MPs do not a sign a contract
A Junior Doctor will be expected to sign an 81-page contract with hundreds of pages of attachments setting out their duties and responsibilities, pay structure, hours of work, legal liability, pension and a myriad of other matters.
An MP is classified as an ‘officeholder ’as they do not sign any contract. An ‘officeholder’ is defined as a person who has been appointed to a position by a company or an organisation but does not have a contract or receive regular payment (see gov.uk). This is despite the fact that MPs and Ministers are paid every month an annual salary by the Independent Parliamentary Standards Authority.
Officeholders are neither employees nor workers, but you can be an officeholder and an employee or a director at the same time. MPs are not classified as self-employed either, on the basis that they manage their own time and do not report to the House of Commons.

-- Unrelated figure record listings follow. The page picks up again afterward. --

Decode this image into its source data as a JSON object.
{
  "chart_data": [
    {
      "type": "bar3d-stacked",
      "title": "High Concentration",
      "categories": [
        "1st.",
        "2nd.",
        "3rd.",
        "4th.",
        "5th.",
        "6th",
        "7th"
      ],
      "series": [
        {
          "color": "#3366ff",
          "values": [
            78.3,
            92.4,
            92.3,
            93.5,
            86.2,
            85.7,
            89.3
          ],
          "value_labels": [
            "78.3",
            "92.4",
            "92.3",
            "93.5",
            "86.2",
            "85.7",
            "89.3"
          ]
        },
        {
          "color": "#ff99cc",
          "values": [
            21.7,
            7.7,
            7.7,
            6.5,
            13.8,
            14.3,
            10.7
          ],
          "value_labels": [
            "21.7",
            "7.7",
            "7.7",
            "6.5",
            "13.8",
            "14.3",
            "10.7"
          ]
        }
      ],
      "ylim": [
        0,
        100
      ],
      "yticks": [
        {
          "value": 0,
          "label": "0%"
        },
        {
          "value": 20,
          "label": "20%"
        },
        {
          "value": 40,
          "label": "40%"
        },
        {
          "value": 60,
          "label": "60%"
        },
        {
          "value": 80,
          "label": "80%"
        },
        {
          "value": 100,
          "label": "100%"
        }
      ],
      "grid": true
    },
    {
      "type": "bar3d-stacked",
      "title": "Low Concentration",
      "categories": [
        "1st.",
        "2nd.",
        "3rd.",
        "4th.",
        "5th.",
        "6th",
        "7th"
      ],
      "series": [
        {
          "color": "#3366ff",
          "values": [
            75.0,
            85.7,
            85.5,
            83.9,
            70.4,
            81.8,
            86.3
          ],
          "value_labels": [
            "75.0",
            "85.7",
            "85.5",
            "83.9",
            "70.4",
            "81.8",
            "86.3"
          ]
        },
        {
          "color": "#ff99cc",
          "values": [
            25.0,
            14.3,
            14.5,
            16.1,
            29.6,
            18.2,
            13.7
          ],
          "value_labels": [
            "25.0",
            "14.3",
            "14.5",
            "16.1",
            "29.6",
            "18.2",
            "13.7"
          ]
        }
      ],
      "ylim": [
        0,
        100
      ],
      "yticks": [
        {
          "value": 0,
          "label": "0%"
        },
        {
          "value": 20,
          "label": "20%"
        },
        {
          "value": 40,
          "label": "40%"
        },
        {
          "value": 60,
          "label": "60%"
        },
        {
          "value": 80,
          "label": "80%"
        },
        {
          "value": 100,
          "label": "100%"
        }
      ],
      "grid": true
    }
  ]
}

No exclusivity for the work of an MP
Exclusivity does not apply to MPs and Ministers and they may have many outside business interests. There should be much stronger contractual restrictions over their ability to act at the same time for third parties whether as a paid consultant or for free including non-executive directorships; being appointed a director of a company; and being interviewed, filmed or delivering speeches or facilitating access to government officials.
The existing landscape derives from the historic background of the Magna Carta 1297 and the Bill of Rights 1688 ‘Freedome of Election of Members to serve in Parlymente.’

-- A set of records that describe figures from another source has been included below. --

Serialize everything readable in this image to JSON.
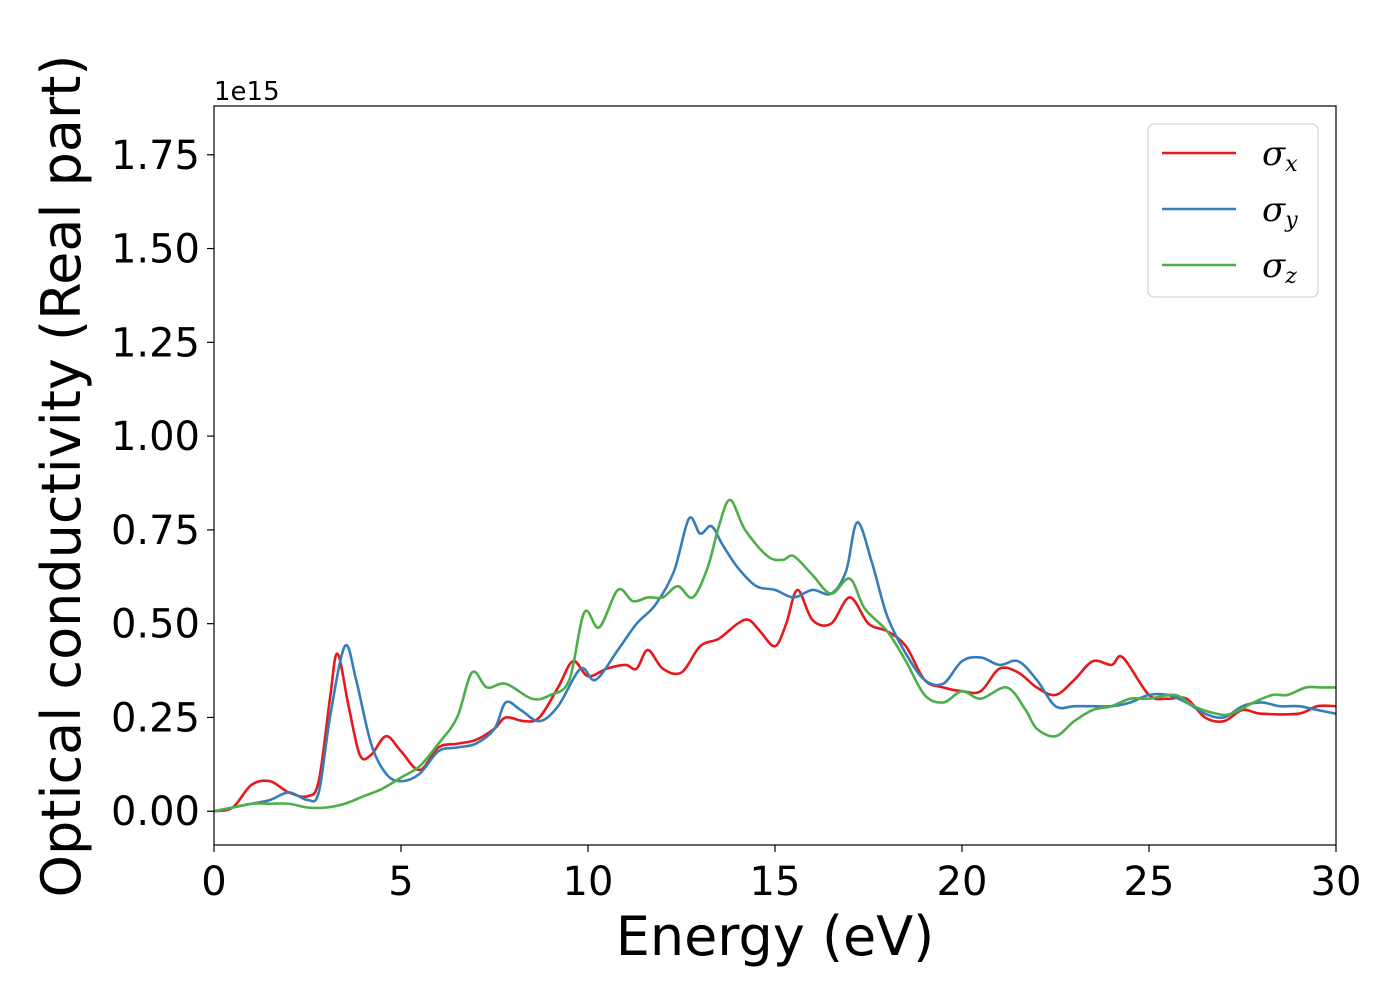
{
  "chart_data": {
    "type": "line",
    "title": "",
    "xlabel": "Energy (eV)",
    "ylabel": "Optical conductivity (Real part)",
    "y_offset_text": "1e15",
    "xlim": [
      0,
      30
    ],
    "ylim": [
      -0.09,
      1.88
    ],
    "x_ticks": [
      0,
      5,
      10,
      15,
      20,
      25,
      30
    ],
    "x_tick_labels": [
      "0",
      "5",
      "10",
      "15",
      "20",
      "25",
      "30"
    ],
    "y_ticks": [
      0.0,
      0.25,
      0.5,
      0.75,
      1.0,
      1.25,
      1.5,
      1.75
    ],
    "y_tick_labels": [
      "0.00",
      "0.25",
      "0.50",
      "0.75",
      "1.00",
      "1.25",
      "1.50",
      "1.75"
    ],
    "grid": false,
    "legend_position": "top-right",
    "series": [
      {
        "name": "σx",
        "symbol": "σ",
        "subscript": "x",
        "color": "#e41a1c",
        "points": [
          [
            0,
            0
          ],
          [
            0.5,
            0.01
          ],
          [
            1,
            0.07
          ],
          [
            1.5,
            0.08
          ],
          [
            2,
            0.05
          ],
          [
            2.5,
            0.04
          ],
          [
            2.8,
            0.08
          ],
          [
            3.1,
            0.3
          ],
          [
            3.3,
            0.42
          ],
          [
            3.6,
            0.28
          ],
          [
            3.9,
            0.15
          ],
          [
            4.2,
            0.15
          ],
          [
            4.6,
            0.2
          ],
          [
            5,
            0.16
          ],
          [
            5.5,
            0.11
          ],
          [
            6,
            0.17
          ],
          [
            6.5,
            0.18
          ],
          [
            7,
            0.19
          ],
          [
            7.5,
            0.22
          ],
          [
            7.8,
            0.25
          ],
          [
            8.3,
            0.24
          ],
          [
            8.7,
            0.25
          ],
          [
            9.2,
            0.33
          ],
          [
            9.6,
            0.4
          ],
          [
            10,
            0.36
          ],
          [
            10.5,
            0.38
          ],
          [
            11,
            0.39
          ],
          [
            11.3,
            0.38
          ],
          [
            11.6,
            0.43
          ],
          [
            12,
            0.38
          ],
          [
            12.5,
            0.37
          ],
          [
            13,
            0.44
          ],
          [
            13.5,
            0.46
          ],
          [
            14,
            0.5
          ],
          [
            14.3,
            0.51
          ],
          [
            14.6,
            0.48
          ],
          [
            15,
            0.44
          ],
          [
            15.3,
            0.5
          ],
          [
            15.6,
            0.59
          ],
          [
            16,
            0.51
          ],
          [
            16.5,
            0.5
          ],
          [
            17,
            0.57
          ],
          [
            17.5,
            0.5
          ],
          [
            18,
            0.48
          ],
          [
            18.5,
            0.44
          ],
          [
            19,
            0.35
          ],
          [
            19.5,
            0.33
          ],
          [
            20,
            0.32
          ],
          [
            20.5,
            0.32
          ],
          [
            21,
            0.38
          ],
          [
            21.5,
            0.37
          ],
          [
            22,
            0.33
          ],
          [
            22.5,
            0.31
          ],
          [
            23,
            0.35
          ],
          [
            23.5,
            0.4
          ],
          [
            24,
            0.39
          ],
          [
            24.3,
            0.41
          ],
          [
            25,
            0.31
          ],
          [
            25.5,
            0.3
          ],
          [
            26,
            0.3
          ],
          [
            26.5,
            0.25
          ],
          [
            27,
            0.24
          ],
          [
            27.5,
            0.27
          ],
          [
            28,
            0.26
          ],
          [
            29,
            0.26
          ],
          [
            29.5,
            0.28
          ],
          [
            30,
            0.28
          ]
        ]
      },
      {
        "name": "σy",
        "symbol": "σ",
        "subscript": "y",
        "color": "#377eb8",
        "points": [
          [
            0,
            0
          ],
          [
            0.5,
            0.01
          ],
          [
            1,
            0.02
          ],
          [
            1.5,
            0.03
          ],
          [
            2,
            0.05
          ],
          [
            2.5,
            0.03
          ],
          [
            2.8,
            0.05
          ],
          [
            3.1,
            0.25
          ],
          [
            3.5,
            0.44
          ],
          [
            3.8,
            0.35
          ],
          [
            4.2,
            0.18
          ],
          [
            4.6,
            0.1
          ],
          [
            5,
            0.08
          ],
          [
            5.5,
            0.1
          ],
          [
            6,
            0.16
          ],
          [
            6.5,
            0.17
          ],
          [
            7,
            0.18
          ],
          [
            7.5,
            0.22
          ],
          [
            7.8,
            0.29
          ],
          [
            8.2,
            0.27
          ],
          [
            8.7,
            0.24
          ],
          [
            9.2,
            0.28
          ],
          [
            9.8,
            0.38
          ],
          [
            10.2,
            0.35
          ],
          [
            10.8,
            0.43
          ],
          [
            11.3,
            0.5
          ],
          [
            11.8,
            0.55
          ],
          [
            12.3,
            0.64
          ],
          [
            12.7,
            0.78
          ],
          [
            13,
            0.74
          ],
          [
            13.3,
            0.76
          ],
          [
            13.6,
            0.71
          ],
          [
            14,
            0.65
          ],
          [
            14.5,
            0.6
          ],
          [
            15,
            0.59
          ],
          [
            15.5,
            0.57
          ],
          [
            16,
            0.59
          ],
          [
            16.5,
            0.58
          ],
          [
            16.9,
            0.64
          ],
          [
            17.2,
            0.77
          ],
          [
            17.6,
            0.66
          ],
          [
            18,
            0.52
          ],
          [
            18.5,
            0.42
          ],
          [
            19,
            0.35
          ],
          [
            19.5,
            0.34
          ],
          [
            20,
            0.4
          ],
          [
            20.5,
            0.41
          ],
          [
            21,
            0.39
          ],
          [
            21.5,
            0.4
          ],
          [
            22,
            0.35
          ],
          [
            22.5,
            0.28
          ],
          [
            23,
            0.28
          ],
          [
            23.5,
            0.28
          ],
          [
            24,
            0.28
          ],
          [
            24.5,
            0.29
          ],
          [
            25,
            0.31
          ],
          [
            25.5,
            0.31
          ],
          [
            26,
            0.29
          ],
          [
            26.5,
            0.26
          ],
          [
            27,
            0.25
          ],
          [
            27.5,
            0.28
          ],
          [
            28,
            0.29
          ],
          [
            28.5,
            0.28
          ],
          [
            29,
            0.28
          ],
          [
            29.5,
            0.27
          ],
          [
            30,
            0.26
          ]
        ]
      },
      {
        "name": "σz",
        "symbol": "σ",
        "subscript": "z",
        "color": "#4daf4a",
        "points": [
          [
            0,
            0
          ],
          [
            0.5,
            0.01
          ],
          [
            1,
            0.02
          ],
          [
            1.5,
            0.02
          ],
          [
            2,
            0.02
          ],
          [
            2.5,
            0.01
          ],
          [
            3,
            0.01
          ],
          [
            3.5,
            0.02
          ],
          [
            4,
            0.04
          ],
          [
            4.5,
            0.06
          ],
          [
            5,
            0.09
          ],
          [
            5.5,
            0.12
          ],
          [
            6,
            0.18
          ],
          [
            6.5,
            0.25
          ],
          [
            6.9,
            0.37
          ],
          [
            7.3,
            0.33
          ],
          [
            7.8,
            0.34
          ],
          [
            8.5,
            0.3
          ],
          [
            9,
            0.31
          ],
          [
            9.5,
            0.35
          ],
          [
            9.9,
            0.53
          ],
          [
            10.3,
            0.49
          ],
          [
            10.8,
            0.59
          ],
          [
            11.2,
            0.56
          ],
          [
            11.6,
            0.57
          ],
          [
            12,
            0.57
          ],
          [
            12.4,
            0.6
          ],
          [
            12.8,
            0.57
          ],
          [
            13.2,
            0.65
          ],
          [
            13.5,
            0.76
          ],
          [
            13.8,
            0.83
          ],
          [
            14.2,
            0.75
          ],
          [
            14.8,
            0.68
          ],
          [
            15.2,
            0.67
          ],
          [
            15.5,
            0.68
          ],
          [
            16,
            0.63
          ],
          [
            16.5,
            0.58
          ],
          [
            17,
            0.62
          ],
          [
            17.4,
            0.54
          ],
          [
            18,
            0.48
          ],
          [
            18.5,
            0.4
          ],
          [
            19,
            0.31
          ],
          [
            19.5,
            0.29
          ],
          [
            20,
            0.32
          ],
          [
            20.5,
            0.3
          ],
          [
            21.2,
            0.33
          ],
          [
            21.7,
            0.27
          ],
          [
            22,
            0.22
          ],
          [
            22.5,
            0.2
          ],
          [
            23,
            0.24
          ],
          [
            23.5,
            0.27
          ],
          [
            24,
            0.28
          ],
          [
            24.5,
            0.3
          ],
          [
            25,
            0.3
          ],
          [
            25.7,
            0.31
          ],
          [
            26.2,
            0.28
          ],
          [
            26.8,
            0.26
          ],
          [
            27.2,
            0.26
          ],
          [
            27.8,
            0.29
          ],
          [
            28.3,
            0.31
          ],
          [
            28.7,
            0.31
          ],
          [
            29.2,
            0.33
          ],
          [
            29.6,
            0.33
          ],
          [
            30,
            0.33
          ]
        ]
      }
    ]
  }
}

There are 650 MPs and yet they continue to be able to regulate their own hours of work and engage in a broad range of commercial and consultancy work and directorships both during and outside of their appointment. There are no clauses in a contract which they are obliged to sign which prohibits any work. There is only guidance in the House of Commons Code of Conduct. How is it that a government minister can serve in a department which has awarded a franchise and then be employed on a commercial basis by that company at a later date?
The Register of Members Interests where MPs and Ministers must declare both monetary and non-financial benefits that might reasonably be thought by others to influence their actions, speeches or votes in Parliament and action taken is not an effective method of control. You need to be able to point at a clause in a contract upon which you can rely which has consequences which are stipulated.
The remit of the Parliamentary Commissioner for Standards who reports to the Committee on Standards is limited and merely a process to try to ensure adherence to the Code based on 8 paragraphs of what they can investigate. The Ministerial Code consists of 36 pages regarding ‘standards of conduct expected from the Cabinet Office’. There are no detailed legal obligations which are binding upon which anyone can rely.
No job description, attendance record or direct ban on any work
There is no statutory job description for an MP nor any contract which defines their duties and liabilities. MPs determine their own work schedule, attendance in their constituency and the House of Commons. They do not answer to anyone and may arrange holidays and work as they think fit.
There are no records of attendance as to how many times an MP visits the House of Commons. Attendance is considered a party political matter. MPs are not in fact obliged by Parliamentary rules to attend the House of Commons at any time and no records are kept of MPs attendance. There are only voting records in the Official Hansard and records such as Minutes of Committees which include attendance lists.
The Independent Parliamentary Standards Authority was created in 2009 as a statutory body – an independent administrator and regulator which is separate from Parliament and government. Their aim is to be ‘transparent about what MPs have claimed’.
The IPSA regulates MPs business costs and expenses and processes payments and determines pay and pensions. It also provides financial support to MPs and ensures that MPs are reimbursed for costs necessarily incurred in the performance of their parliamentary functions. The IPSA does not fund MPs pension contributions which are arranged through the Civil Service and paid by the House of Commons.
Costs and Expenses
MPs costs and expenses are extensive, including claiming for many items in their second rental homes. When the House of Commons sits until after 10pm an MP is entitled to claim a taxi home. If their constituency is outside London, they can also claim a hotel stay at up to £175 per night. There is no cost cap on taxi fares that may be incurred. In contrast a Junior Doctor has to claim mileage after work as a locum and receives no transport costs if their shift ends late in the evening.
A Junior Doctor will contribute to a monthly fund to have pizza and coffee in their staff room. MPs alcohol and food is heavily subsidised for themselves and their guests and this should cease.
Rail and air travel are paid direct via the House of Commons travel provider the IPSA. Rental agreements are also paid direct and deposit loans provided. A government procurement card is also supplied which covers payment of’ any expenses allowable under the scheme with a per transaction limit of £2,000 and a monthly limit of £4,000. The list of benefits is enormous yet there is no contract which states their obligations, duties and restrictions on their work. Such a contract can exist without effecting their ability to vote independently.
We need to move on from the honourable approach and treat this as you would any vast business and to create documents which are binding which set out the responsibilities, clause by clause so that it is not a free for all. A new more stringent and demanding organisation needs to be created to deals with the MPs, Ministers and their staff which ensures that there is value for money and that there is a legal obligation to focus on the reason they have been elected.
The views expressed in this article are those of the author.